The Fisherman and His Wife
From Grimm's Fairy Tales.
There was once a fisherman who caught a magical talking fish that promised to grant wishes if the fisherman let it go.
Now, the fisherman was a simple fellow with a contented mind and few desires. He didn't have any wishes and decided to let the fish go free.
When the fisherman returned to his dilapidated little hut and recounted the story to his wife, she was furious.
“Go back to the sea and find that fish,” she demanded, “and ask for a new house, now!”
The fisherman yielded. He found the fish and relayed his wife's request.
“It is done,” the fish said and instructed the fisherman to return home.
When he got home, he found his wife sitting on the porch in front of a magnificent new house. Her mood, however, had hardly improved.
“Old fool,” she called out to him, “you found the magic fish that grants wishes and this is all you asked for? Go back to it and ask it to make us kings.”
Again, the fisherman obeyed, though a bit reluctant. He found the fish again and relayed his wife's new request.
“It is done,” the fish said and disappeared beneath the surface of the water.
When the fisherman got home, he was stunned by the awesome palace in the place of his old hut. He greeted his wife, now a king, only to find that she wanted more.
“There are many kings but there can only be one emperor,” she reasoned. “Go back to the magic fish and ask it to make me an emperor.”
Yet again, the fisherman had to look for the magic fish and, again, he reported his wife's wish.

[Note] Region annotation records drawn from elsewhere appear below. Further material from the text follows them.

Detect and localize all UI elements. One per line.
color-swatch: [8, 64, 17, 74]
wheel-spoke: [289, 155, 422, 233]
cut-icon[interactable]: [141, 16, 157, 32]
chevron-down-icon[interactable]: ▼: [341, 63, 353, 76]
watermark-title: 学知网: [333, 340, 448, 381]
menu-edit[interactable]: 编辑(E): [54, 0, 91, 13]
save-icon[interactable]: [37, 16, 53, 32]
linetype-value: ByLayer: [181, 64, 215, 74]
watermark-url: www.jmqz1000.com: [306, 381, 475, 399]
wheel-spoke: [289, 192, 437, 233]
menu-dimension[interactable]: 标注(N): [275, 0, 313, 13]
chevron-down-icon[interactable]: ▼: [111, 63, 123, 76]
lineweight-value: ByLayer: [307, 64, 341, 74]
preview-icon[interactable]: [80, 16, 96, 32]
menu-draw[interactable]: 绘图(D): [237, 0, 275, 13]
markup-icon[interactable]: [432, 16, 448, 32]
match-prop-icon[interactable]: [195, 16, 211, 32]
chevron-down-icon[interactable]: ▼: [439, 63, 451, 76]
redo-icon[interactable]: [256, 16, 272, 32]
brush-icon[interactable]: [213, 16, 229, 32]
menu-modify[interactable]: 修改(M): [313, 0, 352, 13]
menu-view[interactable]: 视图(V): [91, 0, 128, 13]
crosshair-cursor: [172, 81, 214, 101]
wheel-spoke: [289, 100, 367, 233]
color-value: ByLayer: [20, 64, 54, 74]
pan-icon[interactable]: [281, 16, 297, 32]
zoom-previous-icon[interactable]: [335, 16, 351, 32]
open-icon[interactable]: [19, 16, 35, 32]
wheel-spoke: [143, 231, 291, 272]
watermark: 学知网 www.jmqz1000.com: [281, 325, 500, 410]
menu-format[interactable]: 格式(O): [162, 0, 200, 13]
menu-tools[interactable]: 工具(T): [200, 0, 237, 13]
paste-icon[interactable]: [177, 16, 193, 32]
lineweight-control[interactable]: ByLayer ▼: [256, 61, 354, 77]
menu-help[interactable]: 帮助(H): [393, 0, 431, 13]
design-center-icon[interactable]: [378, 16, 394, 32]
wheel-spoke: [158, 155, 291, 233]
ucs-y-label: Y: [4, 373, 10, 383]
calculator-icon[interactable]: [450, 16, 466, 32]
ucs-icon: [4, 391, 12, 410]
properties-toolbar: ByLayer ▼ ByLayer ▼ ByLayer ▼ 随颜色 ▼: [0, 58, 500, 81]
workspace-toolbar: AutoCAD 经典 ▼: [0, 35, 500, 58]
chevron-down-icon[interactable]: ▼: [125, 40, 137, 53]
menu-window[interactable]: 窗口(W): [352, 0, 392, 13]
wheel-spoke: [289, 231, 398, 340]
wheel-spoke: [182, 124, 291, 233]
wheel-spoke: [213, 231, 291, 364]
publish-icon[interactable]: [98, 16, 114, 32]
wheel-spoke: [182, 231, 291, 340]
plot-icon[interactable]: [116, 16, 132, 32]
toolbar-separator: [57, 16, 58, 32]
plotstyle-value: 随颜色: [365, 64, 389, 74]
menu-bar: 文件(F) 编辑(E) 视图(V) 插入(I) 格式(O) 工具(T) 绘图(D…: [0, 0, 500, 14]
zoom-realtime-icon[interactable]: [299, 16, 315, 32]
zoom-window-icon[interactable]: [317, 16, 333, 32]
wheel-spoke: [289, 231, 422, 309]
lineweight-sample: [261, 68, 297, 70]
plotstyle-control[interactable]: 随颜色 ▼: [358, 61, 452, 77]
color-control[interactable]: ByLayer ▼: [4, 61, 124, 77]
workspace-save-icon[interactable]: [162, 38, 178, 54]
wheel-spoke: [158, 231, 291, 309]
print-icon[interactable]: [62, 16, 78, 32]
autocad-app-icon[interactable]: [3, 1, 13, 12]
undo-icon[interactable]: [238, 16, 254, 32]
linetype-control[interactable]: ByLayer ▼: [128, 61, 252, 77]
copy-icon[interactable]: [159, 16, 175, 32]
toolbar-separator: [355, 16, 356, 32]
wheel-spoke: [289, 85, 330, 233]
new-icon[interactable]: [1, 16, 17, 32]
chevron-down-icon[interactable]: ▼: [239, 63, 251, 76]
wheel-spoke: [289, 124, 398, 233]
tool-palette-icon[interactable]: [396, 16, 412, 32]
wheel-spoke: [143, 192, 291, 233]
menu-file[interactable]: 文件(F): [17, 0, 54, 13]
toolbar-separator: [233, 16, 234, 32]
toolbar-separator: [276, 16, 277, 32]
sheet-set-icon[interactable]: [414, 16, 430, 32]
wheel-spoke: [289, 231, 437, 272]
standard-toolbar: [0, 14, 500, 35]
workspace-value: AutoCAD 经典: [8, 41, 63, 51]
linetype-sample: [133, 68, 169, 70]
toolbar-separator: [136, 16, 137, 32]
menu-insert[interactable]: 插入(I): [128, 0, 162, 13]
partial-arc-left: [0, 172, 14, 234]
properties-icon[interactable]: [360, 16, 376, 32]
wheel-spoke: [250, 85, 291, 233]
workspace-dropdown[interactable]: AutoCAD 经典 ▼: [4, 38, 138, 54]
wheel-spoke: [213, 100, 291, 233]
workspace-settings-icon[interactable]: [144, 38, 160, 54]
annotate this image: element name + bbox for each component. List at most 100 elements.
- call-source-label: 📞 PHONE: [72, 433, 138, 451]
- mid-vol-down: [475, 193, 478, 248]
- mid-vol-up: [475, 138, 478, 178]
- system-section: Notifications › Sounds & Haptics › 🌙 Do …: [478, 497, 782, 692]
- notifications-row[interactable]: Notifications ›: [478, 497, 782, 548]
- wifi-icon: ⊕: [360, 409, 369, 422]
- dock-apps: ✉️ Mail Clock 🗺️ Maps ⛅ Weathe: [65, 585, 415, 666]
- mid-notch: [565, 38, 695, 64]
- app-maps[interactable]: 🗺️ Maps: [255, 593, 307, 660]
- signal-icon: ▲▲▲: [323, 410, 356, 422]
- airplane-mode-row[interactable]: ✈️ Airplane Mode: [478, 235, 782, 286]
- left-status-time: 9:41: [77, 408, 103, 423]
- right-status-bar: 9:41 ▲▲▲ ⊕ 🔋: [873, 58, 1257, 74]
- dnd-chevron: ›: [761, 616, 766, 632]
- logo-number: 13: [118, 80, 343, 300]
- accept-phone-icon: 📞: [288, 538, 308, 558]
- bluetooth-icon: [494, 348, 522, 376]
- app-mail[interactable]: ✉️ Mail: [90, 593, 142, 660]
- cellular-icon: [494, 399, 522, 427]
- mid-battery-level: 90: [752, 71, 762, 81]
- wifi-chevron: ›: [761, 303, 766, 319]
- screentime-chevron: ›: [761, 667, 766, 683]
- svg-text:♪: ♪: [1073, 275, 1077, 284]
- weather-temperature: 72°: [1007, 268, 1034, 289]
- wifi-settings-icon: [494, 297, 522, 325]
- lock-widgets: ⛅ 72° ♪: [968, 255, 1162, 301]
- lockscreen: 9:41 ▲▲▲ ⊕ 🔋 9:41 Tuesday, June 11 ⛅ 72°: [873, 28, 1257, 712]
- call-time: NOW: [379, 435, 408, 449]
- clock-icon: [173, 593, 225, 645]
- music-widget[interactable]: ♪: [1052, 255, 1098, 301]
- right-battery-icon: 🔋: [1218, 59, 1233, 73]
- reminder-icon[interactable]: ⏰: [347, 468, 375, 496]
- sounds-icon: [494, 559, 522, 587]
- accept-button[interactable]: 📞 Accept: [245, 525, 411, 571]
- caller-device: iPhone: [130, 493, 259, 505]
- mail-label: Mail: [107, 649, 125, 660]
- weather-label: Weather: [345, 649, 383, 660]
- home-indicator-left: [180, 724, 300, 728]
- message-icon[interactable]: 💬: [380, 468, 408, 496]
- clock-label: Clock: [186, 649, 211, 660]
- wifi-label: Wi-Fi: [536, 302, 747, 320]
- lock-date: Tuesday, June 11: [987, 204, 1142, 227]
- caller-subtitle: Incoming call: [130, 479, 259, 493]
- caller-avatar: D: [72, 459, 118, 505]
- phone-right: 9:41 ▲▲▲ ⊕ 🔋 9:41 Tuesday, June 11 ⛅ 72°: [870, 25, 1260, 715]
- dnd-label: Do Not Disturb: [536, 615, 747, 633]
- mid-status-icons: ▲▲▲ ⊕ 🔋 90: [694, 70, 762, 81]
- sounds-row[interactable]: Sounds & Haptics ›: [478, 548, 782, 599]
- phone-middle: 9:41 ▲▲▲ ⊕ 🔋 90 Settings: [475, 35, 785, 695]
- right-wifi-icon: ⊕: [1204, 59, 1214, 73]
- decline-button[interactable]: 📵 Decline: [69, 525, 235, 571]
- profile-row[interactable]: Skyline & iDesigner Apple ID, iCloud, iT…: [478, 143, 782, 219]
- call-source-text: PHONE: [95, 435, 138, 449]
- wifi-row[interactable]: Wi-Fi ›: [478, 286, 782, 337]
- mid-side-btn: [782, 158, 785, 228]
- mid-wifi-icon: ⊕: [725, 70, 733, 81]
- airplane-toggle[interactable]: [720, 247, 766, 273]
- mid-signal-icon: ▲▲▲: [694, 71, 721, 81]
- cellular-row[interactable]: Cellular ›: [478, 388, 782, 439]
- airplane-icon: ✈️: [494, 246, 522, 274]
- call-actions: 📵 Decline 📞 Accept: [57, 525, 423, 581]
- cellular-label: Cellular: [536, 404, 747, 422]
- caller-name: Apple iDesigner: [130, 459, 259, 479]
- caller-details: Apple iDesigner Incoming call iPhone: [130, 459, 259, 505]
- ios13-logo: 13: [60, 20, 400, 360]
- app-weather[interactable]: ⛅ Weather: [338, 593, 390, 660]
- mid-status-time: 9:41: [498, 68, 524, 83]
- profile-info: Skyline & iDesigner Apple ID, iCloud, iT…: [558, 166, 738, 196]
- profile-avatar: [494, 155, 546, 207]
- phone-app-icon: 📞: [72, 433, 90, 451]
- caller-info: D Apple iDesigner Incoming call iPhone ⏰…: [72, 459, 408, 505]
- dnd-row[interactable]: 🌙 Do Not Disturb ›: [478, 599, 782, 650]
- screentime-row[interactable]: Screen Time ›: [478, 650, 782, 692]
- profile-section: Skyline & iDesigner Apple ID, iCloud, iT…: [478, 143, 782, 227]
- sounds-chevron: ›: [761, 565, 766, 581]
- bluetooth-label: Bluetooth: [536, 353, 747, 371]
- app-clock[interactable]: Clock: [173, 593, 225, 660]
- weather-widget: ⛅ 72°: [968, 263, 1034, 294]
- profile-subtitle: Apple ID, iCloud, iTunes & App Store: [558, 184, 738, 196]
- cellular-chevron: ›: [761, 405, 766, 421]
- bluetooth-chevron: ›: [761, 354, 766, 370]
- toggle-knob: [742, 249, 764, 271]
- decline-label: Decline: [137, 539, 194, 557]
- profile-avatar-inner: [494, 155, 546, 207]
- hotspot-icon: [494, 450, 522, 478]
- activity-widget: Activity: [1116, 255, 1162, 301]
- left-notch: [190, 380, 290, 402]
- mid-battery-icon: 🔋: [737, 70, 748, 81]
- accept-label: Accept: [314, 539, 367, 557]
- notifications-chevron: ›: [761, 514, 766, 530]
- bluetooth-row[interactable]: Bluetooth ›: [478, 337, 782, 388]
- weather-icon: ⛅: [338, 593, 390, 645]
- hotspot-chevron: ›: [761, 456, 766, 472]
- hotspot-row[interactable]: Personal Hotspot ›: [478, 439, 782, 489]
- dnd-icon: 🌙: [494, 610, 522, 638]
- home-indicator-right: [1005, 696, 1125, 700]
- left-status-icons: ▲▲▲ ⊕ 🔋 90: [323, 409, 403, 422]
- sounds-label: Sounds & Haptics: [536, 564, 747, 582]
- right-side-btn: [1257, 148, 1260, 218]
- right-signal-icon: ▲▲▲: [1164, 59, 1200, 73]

It went on like this several more times. Each time, the fisherman would return home to a dissatisfied wife who wanted more. Soon, however, the fish was fed up.
“You will no longer receive anything,” it told the fisherman. “Go back to your little hut.”
The fisherman returned home for a final time. This time, he found his poor wife sitting miserably on the ground in front of the original dilapidated hut.
And there they live to this very day.
As the saying goes, “the grass is always greener on the other side.” It's what author William B. Irvine calls hedonic adaptation. We all experience this when we badly want something—be it money, cars, houses, careers or even companions—and how almost as soon as we acquire it we lose interest.
Instead of chasing after every next proverbial bone or rainbow, Stoics advise us to appreciate what we have. It's not that we shouldn't strive for better. It's just that we ought to be mindful of our goals while also committing to not take what we already have for granted.